As suas três viagens internacionais em 2009, a Encíclica “Caritas in veritate” e a assembleia do Sínodo para a África foram os aspectos postos em relevo e comentados por Bento XVI, no discurso dirigido aos seus mais directos colaboradores da Cúria Romana no tradicional encontro de apresentação de boas-festas, em vésperas de Natal, nesta segunda-feira de manhã, no Vaticano. Uma circunstância que ofereceu ao Papa a ocasião de passar em resenha alguns factos mais salientes da sua actividade pastoral e da vida da Igreja universal. Especial insistência foi posta na necessidade daquela reconciliação interior sem a qual não pode haver paz. Trata-se, para Bento XVI, de “uma realidade pré-política, mas por isso mesmo da máxima importância para a tarefa política”. Neste contexto, o Papa referiu também a importância e actualidade de uma renovada prática do sacramento da penitência. Não faltou uma referência ao Ano Sacerdotal, na imediata sequência do Ano Paulino.
2009 – começou por observar Bento XVI – decorreu em grande parte sob o signo da África. Antes de mais pela viagem que o levou à República dos Camarões e a Angola. O Papa registou com agrado “a grande cordialidade” com que foi recebido pelos cristãos africanos. Uma verdadeira experiência da Igreja universal, comunidade que abraça o mundo, reunida pelo amor de Deus Pai.

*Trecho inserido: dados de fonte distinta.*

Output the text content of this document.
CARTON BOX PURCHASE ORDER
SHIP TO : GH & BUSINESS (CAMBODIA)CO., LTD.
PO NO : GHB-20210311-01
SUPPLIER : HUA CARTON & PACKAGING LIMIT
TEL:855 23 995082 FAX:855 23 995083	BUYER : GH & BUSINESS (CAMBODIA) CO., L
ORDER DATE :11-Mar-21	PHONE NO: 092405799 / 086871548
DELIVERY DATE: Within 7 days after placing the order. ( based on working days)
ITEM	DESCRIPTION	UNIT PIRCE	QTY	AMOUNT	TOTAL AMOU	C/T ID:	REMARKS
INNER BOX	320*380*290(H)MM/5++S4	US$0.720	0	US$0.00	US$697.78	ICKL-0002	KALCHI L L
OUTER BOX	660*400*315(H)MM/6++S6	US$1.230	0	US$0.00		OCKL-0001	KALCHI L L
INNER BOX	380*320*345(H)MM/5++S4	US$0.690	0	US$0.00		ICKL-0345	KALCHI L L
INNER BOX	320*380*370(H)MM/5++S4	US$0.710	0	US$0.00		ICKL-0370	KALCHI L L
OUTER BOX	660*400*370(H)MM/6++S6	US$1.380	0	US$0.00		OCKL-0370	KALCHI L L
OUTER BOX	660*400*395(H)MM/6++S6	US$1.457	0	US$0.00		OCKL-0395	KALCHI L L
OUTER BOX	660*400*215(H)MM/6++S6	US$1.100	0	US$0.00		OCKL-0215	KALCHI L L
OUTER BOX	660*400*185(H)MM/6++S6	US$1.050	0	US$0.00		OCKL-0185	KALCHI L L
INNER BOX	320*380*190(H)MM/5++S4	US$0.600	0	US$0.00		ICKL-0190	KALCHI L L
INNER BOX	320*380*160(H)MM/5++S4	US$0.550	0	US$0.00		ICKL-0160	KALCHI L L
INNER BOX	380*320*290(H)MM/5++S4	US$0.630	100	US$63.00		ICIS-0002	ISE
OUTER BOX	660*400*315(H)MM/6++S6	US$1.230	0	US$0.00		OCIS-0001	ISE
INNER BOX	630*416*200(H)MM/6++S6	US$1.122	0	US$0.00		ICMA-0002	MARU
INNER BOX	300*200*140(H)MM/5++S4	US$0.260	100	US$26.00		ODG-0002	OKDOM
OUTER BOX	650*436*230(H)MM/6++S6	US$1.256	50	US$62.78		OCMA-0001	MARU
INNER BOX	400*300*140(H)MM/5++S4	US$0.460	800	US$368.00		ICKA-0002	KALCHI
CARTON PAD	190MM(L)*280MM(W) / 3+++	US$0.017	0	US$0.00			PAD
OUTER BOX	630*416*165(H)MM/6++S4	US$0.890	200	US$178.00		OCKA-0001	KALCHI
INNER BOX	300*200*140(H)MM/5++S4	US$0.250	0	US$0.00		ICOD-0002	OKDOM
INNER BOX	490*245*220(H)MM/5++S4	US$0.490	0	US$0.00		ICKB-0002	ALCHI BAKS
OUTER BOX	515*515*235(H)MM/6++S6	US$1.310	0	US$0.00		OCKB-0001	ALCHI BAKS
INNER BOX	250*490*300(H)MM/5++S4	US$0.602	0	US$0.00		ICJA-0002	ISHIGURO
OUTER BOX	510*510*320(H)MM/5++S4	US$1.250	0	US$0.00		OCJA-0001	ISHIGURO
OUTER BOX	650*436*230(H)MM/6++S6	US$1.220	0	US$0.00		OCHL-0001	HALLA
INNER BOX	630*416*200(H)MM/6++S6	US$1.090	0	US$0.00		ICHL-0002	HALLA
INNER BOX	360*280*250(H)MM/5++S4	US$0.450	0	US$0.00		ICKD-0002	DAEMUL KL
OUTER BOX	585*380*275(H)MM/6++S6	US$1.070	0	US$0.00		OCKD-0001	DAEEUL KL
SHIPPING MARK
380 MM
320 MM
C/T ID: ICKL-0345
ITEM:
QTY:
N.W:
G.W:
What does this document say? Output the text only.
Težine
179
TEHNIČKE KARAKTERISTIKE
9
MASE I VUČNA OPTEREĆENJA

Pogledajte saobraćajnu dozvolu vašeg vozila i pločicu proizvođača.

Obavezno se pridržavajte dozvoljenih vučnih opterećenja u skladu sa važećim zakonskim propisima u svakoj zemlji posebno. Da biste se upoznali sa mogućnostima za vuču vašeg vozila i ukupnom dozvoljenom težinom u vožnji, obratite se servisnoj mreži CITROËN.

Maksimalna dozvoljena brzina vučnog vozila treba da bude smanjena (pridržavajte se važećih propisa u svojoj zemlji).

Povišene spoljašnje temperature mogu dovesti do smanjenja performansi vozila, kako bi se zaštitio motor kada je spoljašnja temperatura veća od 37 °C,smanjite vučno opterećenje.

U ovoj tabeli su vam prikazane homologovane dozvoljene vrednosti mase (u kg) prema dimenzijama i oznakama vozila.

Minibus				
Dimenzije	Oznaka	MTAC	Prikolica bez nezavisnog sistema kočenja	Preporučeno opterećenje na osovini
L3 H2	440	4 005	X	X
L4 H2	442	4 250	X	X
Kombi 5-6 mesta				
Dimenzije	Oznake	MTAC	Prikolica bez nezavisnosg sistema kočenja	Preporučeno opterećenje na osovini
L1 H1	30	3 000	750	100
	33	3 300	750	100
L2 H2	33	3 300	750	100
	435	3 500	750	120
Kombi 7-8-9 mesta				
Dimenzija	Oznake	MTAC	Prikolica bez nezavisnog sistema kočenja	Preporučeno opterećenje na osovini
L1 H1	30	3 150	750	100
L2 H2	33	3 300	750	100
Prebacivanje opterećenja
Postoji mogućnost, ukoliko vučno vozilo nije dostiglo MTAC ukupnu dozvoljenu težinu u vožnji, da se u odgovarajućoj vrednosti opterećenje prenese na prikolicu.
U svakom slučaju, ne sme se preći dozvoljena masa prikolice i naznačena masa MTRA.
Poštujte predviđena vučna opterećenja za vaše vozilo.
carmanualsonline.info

Experiência muito concreta de que, “mesmo na vida quotidiana, os céus já não estão fechados, Deus está próximo e em Cristo todos pertencemos reciprocamente uns aos outros”.

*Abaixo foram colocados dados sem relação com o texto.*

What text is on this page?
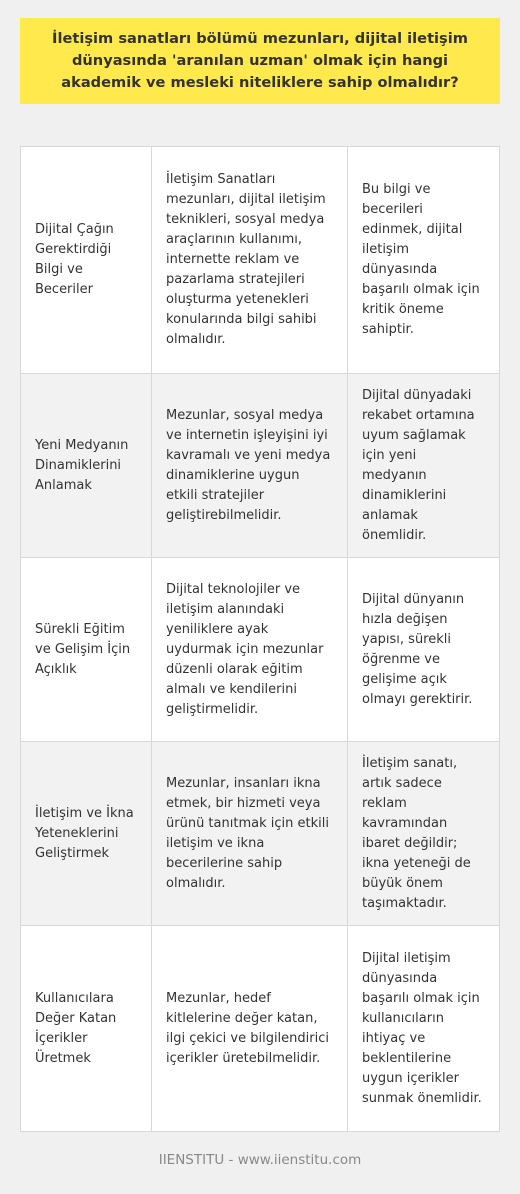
İletişim sanatları bölümü mezunları, dijital iletişim dünyasında 'aranılan uzman' olmak için hangi akademik ve mesleki niteliklere sahip olmalıdır?

Dijital Çağın Gerektirdiği Bilgi ve Beceriler
İletişim Sanatları mezunları, dijital iletişim teknikleri, sosyal medya araçlarının kullanımı, internette reklam ve pazarlama stratejileri oluşturma yetenekleri konularında bilgi sahibi olmalıdır.
Bu bilgi ve becerileri edinmek, dijital iletişim dünyasında başarılı olmak için kritik öneme sahiptir.
Yeni Medyanın Dinamiklerini Anlamak
Mezunlar, sosyal medya ve internetin işleyişini iyi kavramalı ve yeni medya dinamiklerine uygun etkili stratejiler geliştirebilmelidir.
Dijital dünyadaki rekabet ortamına uyum sağlamak için yeni medyanın dinamiklerini anlamak önemlidir.
Sürekli Eğitim ve Gelişim İçin Açıklık
Dijital teknolojiler ve iletişim alanındaki yeniliklere ayak uydurmak için mezunlar düzenli olarak eğitim almalı ve kendilerini geliştirmelidir.
Dijital dünyanın hızla değişen yapısı, sürekli öğrenme ve gelişime açık olmayı gerektirir.
İletişim ve İkna Yeteneklerini Geliştirmek
Mezunlar, insanları ikna etmek, bir hizmeti veya ürünü tanıtmak için etkili iletişim ve ikna becerilerine sahip olmalıdır.
İletişim sanatı, artık sadece reklam kavramından ibaret değildir; ikna yeteneği de büyük önem taşımaktadır.
Kullanıcılara Değer Katan İçerikler Üretmek
Mezunlar, hedef kitlelerine değer katan, ilgi çekici ve bilgilendirici içerikler üretebilmelidir.
Dijital iletişim dünyasında başarılı olmak için kullanıcıların ihtiyaç ve beklentilerine uygun içerikler sunmak önemlidir.
IIENSTITU - www.iienstitu.com
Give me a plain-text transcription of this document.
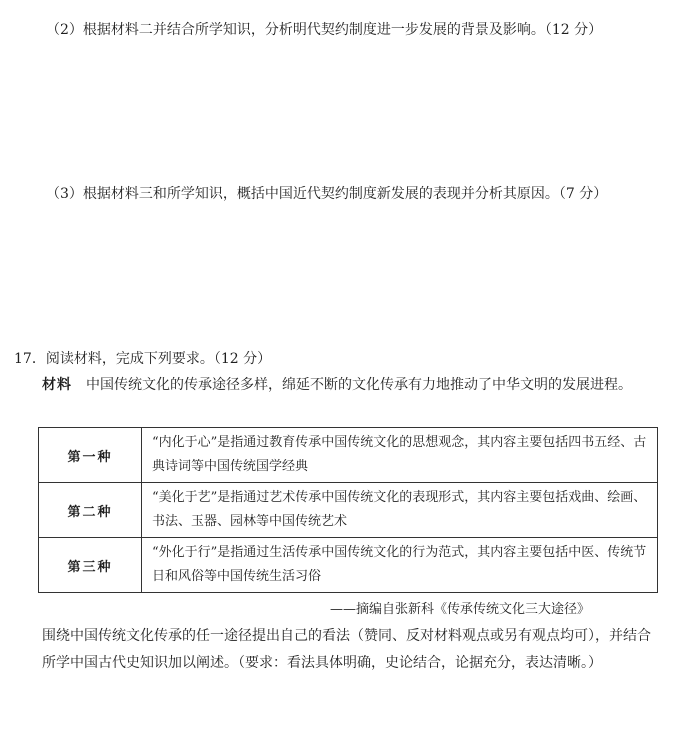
（2）根据材料二并结合所学知识，分析明代契约制度进一步发展的背景及影响。（12 分）
（3）根据材料三和所学知识，概括中国近代契约制度新发展的表现并分析其原因。（7 分）
17．阅读材料，完成下列要求。（12 分）
材料　 中国传统文化的传承途径多样，绵延不断的文化传承有力地推动了中华文明的发展进程。
第一种	“内化于心”是指通过教育传承中国传统文化的思想观念，其内容主要包括四书五经、古典诗词等中国传统国学经典
第二种	“美化于艺”是指通过艺术传承中国传统文化的表现形式，其内容主要包括戏曲、绘画、书法、玉器、园林等中国传统艺术
第三种	“外化于行”是指通过生活传承中国传统文化的行为范式，其内容主要包括中医、传统节日和风俗等中国传统生活习俗
——摘编自张新科《传承传统文化三大途径》
围绕中国传统文化传承的任一途径提出自己的看法（赞同、反对材料观点或另有观点均可），并结合所学中国古代史知识加以阐述。（要求：看法具体明确，史论结合，论据充分，表达清晰。）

Uma recordação que lhe ficou impressa da sua deslocação ao continente africano foram as celebrações litúrgicas, “verdadeiras festas de fé”, em que havia “uma grande alegria partilhada, que se exprimia também mediante o corpo, mas de maneira disciplinada e orientada para o Deus vivo”. “O sentido da sacralidade, do mistério presente do Deus vivo, plasmava, por assim dizer, cada gesto”. A consciência de estar na presença de Deus não suscitava medo ou inibição, nem uma obediência externa a rubricas, nem – muito menos – exibicionismos ou um gritar de modo indisciplinado. Havia, isso sim, o que os “Padres da Igreja” chamavam uma “sóbria ebriedade”:
“o estar cheios de uma alegria que, contudo, permanece sóbria e ordenada, que une as pessoas a partir de dentro, conduzindo-as ao louvor comunitário de Deus, um louvor que ao mesmo tempo suscita o amor do próximo, a responsabilidade recíproca”.

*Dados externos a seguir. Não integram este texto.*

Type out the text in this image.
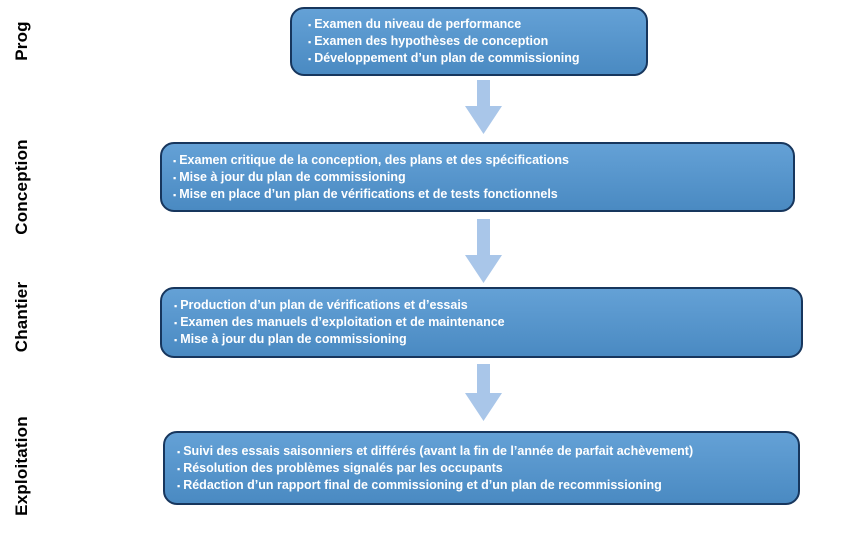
Prog
Conception
Chantier
Exploitation
▪ Examen du niveau de performance
▪ Examen des hypothèses de conception
▪ Développement d’un plan de commissioning
▪ Examen critique de la conception, des plans et des spécifications
▪ Mise à jour du plan de commissioning
▪ Mise en place d’un plan de vérifications et de tests fonctionnels
▪ Production d’un plan de vérifications et d’essais
▪ Examen des manuels d’exploitation et de maintenance
▪ Mise à jour du plan de commissioning
▪ Suivi des essais saisonniers et différés (avant la fin de l’année de parfait achèvement)
▪ Résolution des problèmes signalés par les occupants
▪ Rédaction d’un rapport final de commissioning et d’un plan de recommissioning
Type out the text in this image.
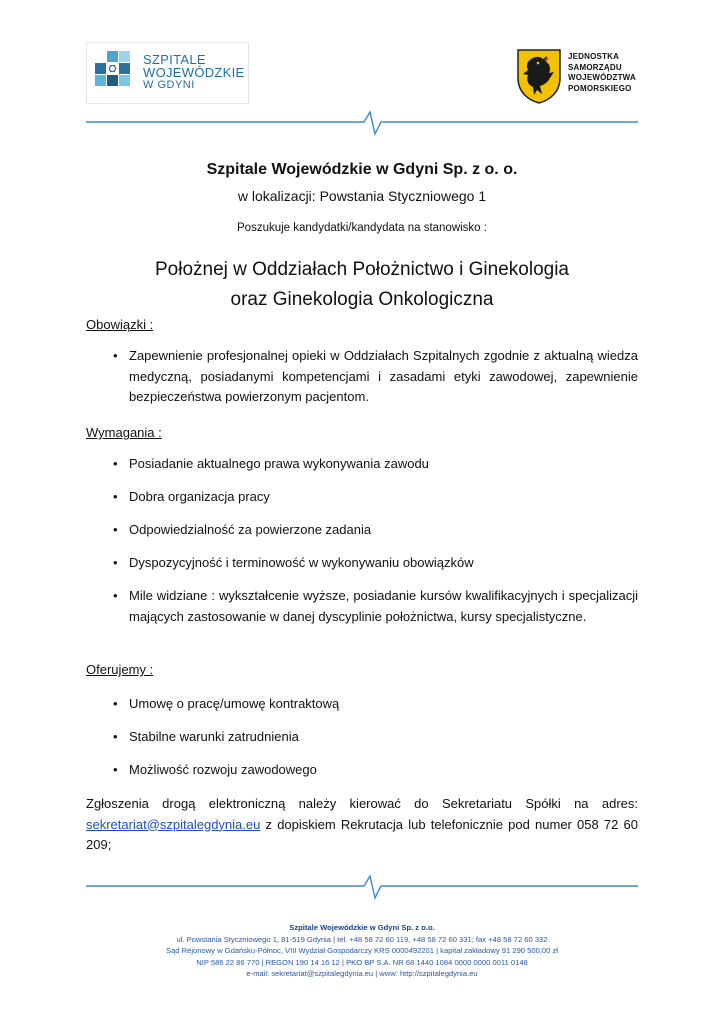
SZPITALE
WOJEWÓDZKIE
W GDYNI
JEDNOSTKA
SAMORZĄDU
WOJEWÓDZTWA
POMORSKIEGO
Szpitale Wojewódzkie w Gdyni Sp. z o. o.
w lokalizacji: Powstania Styczniowego 1
Poszukuje kandydatki/kandydata na stanowisko :
Położnej w Oddziałach Położnictwo i Ginekologia
oraz Ginekologia Onkologiczna
Obowiązki :
• Zapewnienie profesjonalnej opieki w Oddziałach Szpitalnych zgodnie z aktualną wiedza medyczną, posiadanymi kompetencjami i zasadami etyki zawodowej, zapewnienie bezpieczeństwa powierzonym pacjentom.
Wymagania :
• Posiadanie aktualnego prawa wykonywania zawodu
• Dobra organizacja pracy
• Odpowiedzialność za powierzone zadania
• Dyspozycyjność i terminowość w wykonywaniu obowiązków
• Mile widziane : wykształcenie wyższe, posiadanie kursów kwalifikacyjnych i specjalizacji mających zastosowanie w danej dyscyplinie położnictwa, kursy specjalistyczne.
Oferujemy :
• Umowę o pracę/umowę kontraktową
• Stabilne warunki zatrudnienia
• Możliwość rozwoju zawodowego
Zgłoszenia drogą elektroniczną należy kierować do Sekretariatu Spółki na adres: sekretariat@szpitalegdynia.eu z dopiskiem Rekrutacja lub telefonicznie pod numer 058 72 60 209;
Szpitale Wojewódzkie w Gdyni Sp. z o.o.
ul. Powstania Styczniowego 1, 81-519 Gdynia | tel. +48 58 72 60 119, +48 58 72 60 331; fax +48 58 72 60 332
Sąd Rejonowy w Gdańsku-Północ, VIII Wydział Gospodarczy KRS 0000492201 | kapitał zakładowy 91 290 500,00 zł
NIP 586 22 86 770 | REGON 190 14 16 12 | PKO BP S.A. NR 68 1440 1084 0000 0000 0011 0148
e-mail: sekretariat@szpitalegdynia.eu | www: http://szpitalegdynia.eu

Bento XVI dirigiu depois “um breve olhar sobre o Sínodo” para a África, onde se viveu uma experiência de comunhão que constituiu uma concretização muito prática da eclesiologia do Concílio Vaticano II. O tema proposto - “A Igreja em África ao serviço da reconciliação, da justiça e da paz”, tema teológico e pastoral de grandíssima actualidade, corria o risco de descair em tema político – observou o Papa. “Tarefa dos Bispos era transformar a teologia em pastoral, isto é, num ministério pastoral muito concreto”, mas sem ceder à tentação de se transformarem em líderes políticos. “A questão fundamental diante da qual os pastores se encontravam continuamente era precisamente este”:
“como podemos ser realistas e práticos, sem nos arrogarmos uma competência política que não nos compete? Poderíamos dizer que se tratava do problema de uma laicidade positiva, praticada e interpretada no modo justo”.
Este foi também um dos temas fundamentais da Encíclica “Caritas in veritate”, que retomou e desenvolveu a questão da colocação teológica e concreta da doutrina social da Igreja – recordou Bento XVI.
Ainda sobre o Sínodo para a África – sobre reconciliação, justiça e paz (“três grandes palavras fundamentais da responsabilidade teológica e social”), Bento XVI deteve-se a reflectir sobre a palavra “reconciliação”. Observando que “a paz só se pode realizar conseguindo uma reconciliação interior”, o Papa Ratzinger aduziu como exemplo positivo de um processo de reconciliação a história da Europa após a segunda guerra mundial. Bento XVI considera que o facto de desde 1945 não ter voltado a haver guerras na Europa ocidental e central deve-se sobretudo a “estruturas políticas e económicas inteligentes e eticamente orientadas”. Ora – observou – estas puderam desenvolver-se pelo facto de terem existido “processos interiores de reconciliação, que tornaram possível uma nova convivência”:
“Todas as sociedades têm necessidade de reconciliação para poderem estar em paz. Para uma boa política são necessárias reconciliações, mas não podem ser realizadas unicamente por ela. São processos pré-políticos e devem brotar de outras fontes”.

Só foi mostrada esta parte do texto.